A top Taliban commander warned on Wednesday that Afghans who take part in elections this year will face attack, the first direct threat the guerrillas have issued to the UN-backed polls.
Mullah Dadullah, who is blamed for ordering the killing of a foreign Red Cross worker last year and a series of massacres during the Taliban's rule, warned Afghans not to vote in the poll due to be held in June.
"The people of Afghanistan must not participate in the election," he said after contacting reporters from an undisclosed location. "If they do, they will come under Taliban attack."

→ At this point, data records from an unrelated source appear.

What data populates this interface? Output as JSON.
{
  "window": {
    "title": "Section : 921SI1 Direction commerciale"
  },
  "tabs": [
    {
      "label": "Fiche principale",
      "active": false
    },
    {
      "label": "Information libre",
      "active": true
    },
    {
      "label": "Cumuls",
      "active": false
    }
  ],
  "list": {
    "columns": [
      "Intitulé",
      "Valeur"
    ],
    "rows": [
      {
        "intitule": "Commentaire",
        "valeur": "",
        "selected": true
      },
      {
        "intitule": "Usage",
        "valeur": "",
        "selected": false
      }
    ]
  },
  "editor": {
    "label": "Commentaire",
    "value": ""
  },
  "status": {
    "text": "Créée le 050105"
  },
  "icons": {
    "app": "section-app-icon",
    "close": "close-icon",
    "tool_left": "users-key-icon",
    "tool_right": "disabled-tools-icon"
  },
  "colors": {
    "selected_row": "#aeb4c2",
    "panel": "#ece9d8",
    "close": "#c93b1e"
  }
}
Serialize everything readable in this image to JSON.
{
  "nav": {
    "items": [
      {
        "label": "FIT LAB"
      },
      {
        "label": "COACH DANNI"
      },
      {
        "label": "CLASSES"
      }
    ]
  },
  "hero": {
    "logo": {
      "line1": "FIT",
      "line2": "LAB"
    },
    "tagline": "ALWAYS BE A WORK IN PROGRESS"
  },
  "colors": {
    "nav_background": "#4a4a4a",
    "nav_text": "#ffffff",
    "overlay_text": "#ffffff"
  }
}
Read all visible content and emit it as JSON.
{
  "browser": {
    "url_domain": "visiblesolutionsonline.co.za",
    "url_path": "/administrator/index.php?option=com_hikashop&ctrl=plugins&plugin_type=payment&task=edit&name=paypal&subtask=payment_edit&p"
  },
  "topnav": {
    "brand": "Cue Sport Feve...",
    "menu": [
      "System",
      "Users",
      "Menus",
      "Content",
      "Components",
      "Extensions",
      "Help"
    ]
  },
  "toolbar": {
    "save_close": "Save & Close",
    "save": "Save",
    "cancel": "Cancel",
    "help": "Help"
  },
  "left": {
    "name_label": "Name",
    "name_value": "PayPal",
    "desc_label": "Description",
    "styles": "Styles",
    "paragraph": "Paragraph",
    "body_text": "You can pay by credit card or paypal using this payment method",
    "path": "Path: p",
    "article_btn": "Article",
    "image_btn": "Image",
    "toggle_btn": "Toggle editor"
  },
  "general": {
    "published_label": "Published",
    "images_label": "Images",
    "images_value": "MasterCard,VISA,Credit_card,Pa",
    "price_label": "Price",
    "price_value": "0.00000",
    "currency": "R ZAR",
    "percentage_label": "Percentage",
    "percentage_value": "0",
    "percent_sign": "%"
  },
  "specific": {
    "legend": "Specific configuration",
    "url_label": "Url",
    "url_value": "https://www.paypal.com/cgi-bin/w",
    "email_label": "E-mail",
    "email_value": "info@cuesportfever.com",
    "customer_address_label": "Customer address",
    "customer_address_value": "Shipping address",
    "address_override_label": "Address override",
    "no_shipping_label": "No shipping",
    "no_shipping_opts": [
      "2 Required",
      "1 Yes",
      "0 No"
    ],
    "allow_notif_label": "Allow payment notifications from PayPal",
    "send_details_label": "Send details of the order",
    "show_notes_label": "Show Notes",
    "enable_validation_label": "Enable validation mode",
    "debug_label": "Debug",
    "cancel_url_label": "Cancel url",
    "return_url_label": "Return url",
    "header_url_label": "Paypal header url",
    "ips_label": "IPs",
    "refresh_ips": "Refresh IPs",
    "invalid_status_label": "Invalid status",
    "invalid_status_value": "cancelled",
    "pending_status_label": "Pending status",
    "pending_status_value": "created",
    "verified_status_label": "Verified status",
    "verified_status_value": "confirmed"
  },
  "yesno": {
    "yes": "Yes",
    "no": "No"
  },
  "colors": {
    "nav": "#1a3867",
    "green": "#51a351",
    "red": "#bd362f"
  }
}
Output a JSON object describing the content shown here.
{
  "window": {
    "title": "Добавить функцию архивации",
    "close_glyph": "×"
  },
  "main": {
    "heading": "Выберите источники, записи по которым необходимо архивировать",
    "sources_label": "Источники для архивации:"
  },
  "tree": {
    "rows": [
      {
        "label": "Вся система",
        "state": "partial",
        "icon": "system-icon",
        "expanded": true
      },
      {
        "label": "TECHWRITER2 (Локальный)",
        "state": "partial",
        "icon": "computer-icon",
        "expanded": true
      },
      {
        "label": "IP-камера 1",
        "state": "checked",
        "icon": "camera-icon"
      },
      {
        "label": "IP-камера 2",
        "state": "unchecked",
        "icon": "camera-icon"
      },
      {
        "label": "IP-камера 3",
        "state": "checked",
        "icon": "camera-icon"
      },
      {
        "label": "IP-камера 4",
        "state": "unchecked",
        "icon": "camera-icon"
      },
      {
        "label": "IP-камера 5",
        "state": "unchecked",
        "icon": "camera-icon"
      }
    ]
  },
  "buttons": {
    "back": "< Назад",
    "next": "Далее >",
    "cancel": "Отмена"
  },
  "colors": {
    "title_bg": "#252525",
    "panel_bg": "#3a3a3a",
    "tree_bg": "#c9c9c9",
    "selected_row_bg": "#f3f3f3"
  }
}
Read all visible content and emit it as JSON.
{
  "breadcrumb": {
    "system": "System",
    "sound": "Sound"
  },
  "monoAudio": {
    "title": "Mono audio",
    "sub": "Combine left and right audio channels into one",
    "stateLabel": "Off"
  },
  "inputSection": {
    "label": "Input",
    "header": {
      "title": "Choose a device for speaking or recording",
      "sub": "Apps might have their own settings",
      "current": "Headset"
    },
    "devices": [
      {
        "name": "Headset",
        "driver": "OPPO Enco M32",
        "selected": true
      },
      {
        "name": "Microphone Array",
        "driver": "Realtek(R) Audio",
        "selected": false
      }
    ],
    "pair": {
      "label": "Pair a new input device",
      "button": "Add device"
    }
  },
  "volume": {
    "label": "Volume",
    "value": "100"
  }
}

Dadullah is one of the most-trusted lieutenants of elusive Taliban supreme leader Mullah Mohammed Omar and a member of a 10-man leadership council set up last year. It was the second time in three days he had called reporters to issue a threat.
The Taliban threatened late last year to disrupt a loya jirga, or grand assembly, called to approve a constitution to pave the way for the elections.
The assembly was held successfully amid tight security, but guaranteeing safe polls will be a much taller order for the foreign peacekeepers and a US-led force based in Afghanistan.
Jean Arnault, the top UN official in Afghanistan, said he expected there to be threats against the elections, but pointed to the successful loya jirga.
"There were warnings issued by people claiming to belong to the Taliban ... These warnings in fact had very little impact," he told a news conference in Kabul.
In Washington, the State Department said security problems were complicating the organization of the elections and said it was open to delaying the poll if that was what the government wanted.
Voter registration has fallen behind schedule with only 1 million of the 10.5 million eligible voters listed and threats from the guerrillas are likely to hurt the effort, especially in southern provinces where they have mounted repeated attacks.
UN officials have already expressed concerns about registration in the south, especially of women in what are ultraconservative Islamic areas.
Dadullah reiterated a Taliban vow to target Muslims working for foreign aid agencies or assisting the US and threatened more suicide attacks against US soldiers and NATO-led peacekeepers.
"Everywhere there are US and ISAF [International Security Assistance Force] forces, we will do suicide attacks," he said.
"We will kill all those Muslims who are working with America and its 52 other non-Muslim allied countries," he said when asked why the Taliban was targeting Muslim aid workers.